I would argue that Feller makes the case for the importance of timing, but the fact is that you can’t say anything either way given the hole in his career.

[1] As I say, Tom Glavine is an exception to the rule, or perhaps the exception that proves the rule.

[2] Bob Feller was inducted into the navy on December 8, 1941 and missed 4 full baseball seasons.

[3] Back in the days before surgery, the only option for injured guys was to sit out for a season or more and hope and pray that the body would fix itself. Sometimes it did. Sometimes it didn’t.[/quote]


Are you saying Feller doesn’t have an inverted W?

heres your facts jacks

Dino, fellers foot has yet to settle and you draw where his arms are? not very intelligent if you know anything about mechanics everyone gets there differently

this pretty much solidifies my arguments to a T

September 2002

Strained hamstring while running the bases

Rest of season

Midseason 2003

Shoulder after on-field collision with former Atlanta Braves second baseman Marcus Giles.

3 Starts

Preseason 2004

Achilles tendon injury

2 months

Preseason 2005

Elbow strain

15 days

May 27, 2005

Throwing elbow - comeback line drive off the bat of Brad Hawpe

1 month

this was off statistics from Priors career, who knows what injuries he sustained in college baseball

and as far as strasburg, bad timing and a short stride land arm problems as well as any other kinectally miscoordinated thrower of any sport

my favorite, next to eric cresseys awesomeness


do not fear failure, or you will never push yourself. do not fear being wrong, or you will never strive to be right

this is all a learning process, and i have enjoyed every bit of it even if my hard fastball doesnt land me a million dollars. it was bloody worth it

+1 for proper pitching mechanics dawn of new era

double post, but its been fun guys you really need to do some research and broaden your knowledge of how the body moves. its a constant learning experience for me so get to it!

from one of the links i posted above

“The definition of insanity is doing the same thing over and over again and expecting different results.” – multiple biomechanics experts interviewed for this story

“The No. 1 risk factor for UCL injuries is poor mechanics,” he says. “The No. 2 factor is overuse.
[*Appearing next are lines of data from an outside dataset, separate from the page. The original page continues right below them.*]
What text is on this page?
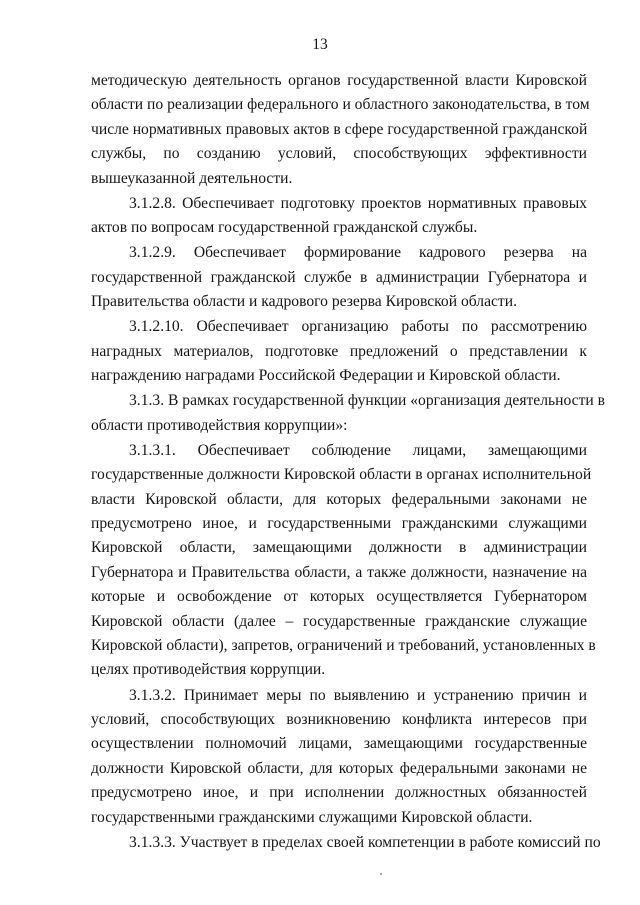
13
методическую деятельность органов государственной власти Кировской
области по реализации федерального и областного законодательства, в том
числе нормативных правовых актов в сфере государственной гражданской
службы, по созданию условий, способствующих эффективности
вышеуказанной деятельности.
3.1.2.8. Обеспечивает подготовку проектов нормативных правовых
актов по вопросам государственной гражданской службы.
3.1.2.9. Обеспечивает формирование кадрового резерва на
государственной гражданской службе в администрации Губернатора и
Правительства области и кадрового резерва Кировской области.
3.1.2.10. Обеспечивает организацию работы по рассмотрению
наградных материалов, подготовке предложений о представлении к
награждению наградами Российской Федерации и Кировской области.
3.1.3. В рамках государственной функции «организация деятельности в
области противодействия коррупции»:
3.1.3.1. Обеспечивает соблюдение лицами, замещающими
государственные должности Кировской области в органах исполнительной
власти Кировской области, для которых федеральными законами не
предусмотрено иное, и государственными гражданскими служащими
Кировской области, замещающими должности в администрации
Губернатора и Правительства области, а также должности, назначение на
которые и освобождение от которых осуществляется Губернатором
Кировской области (далее – государственные гражданские служащие
Кировской области), запретов, ограничений и требований, установленных в
целях противодействия коррупции.
3.1.3.2. Принимает меры по выявлению и устранению причин и
условий, способствующих возникновению конфликта интересов при
осуществлении полномочий лицами, замещающими государственные
должности Кировской области, для которых федеральными законами не
предусмотрено иное, и при исполнении должностных обязанностей
государственными гражданскими служащими Кировской области.
3.1.3.3. Участвует в пределах своей компетенции в работе комиссий по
And if you overuse with poor mechanics, you’re doomed.”

not to be arrogant because i have no piece of paper that validates who i am (but im trying), just learn from me

Here is how I take my stand on the issue of Inverted W, I don’t do it and never had, my natural arm movement never included. So if it is an issue I won’t have to worry about it. Also if it is an issue all it does is thin out the competition for pitching. Every level you try getting too, chances get slimmer and slimmer, and while I would never wish an injury on anyone, if you choose to do something in your mechanics like the inverted W then it’s you own risk. However read articles about it on the topic and then make your own decision about it.
And just to throw it out there Ron Wolforth form what I have heard believes your throwing elbow should stay below your shoulder until after foot plant and scap load as well.

You think it benefits every other person except you to think the same way?

You think there aren’t experienced and informed people (thousands of them) trying to make pitching safer and more efficient?

Wake up. You are the one drinking Kool-Aid.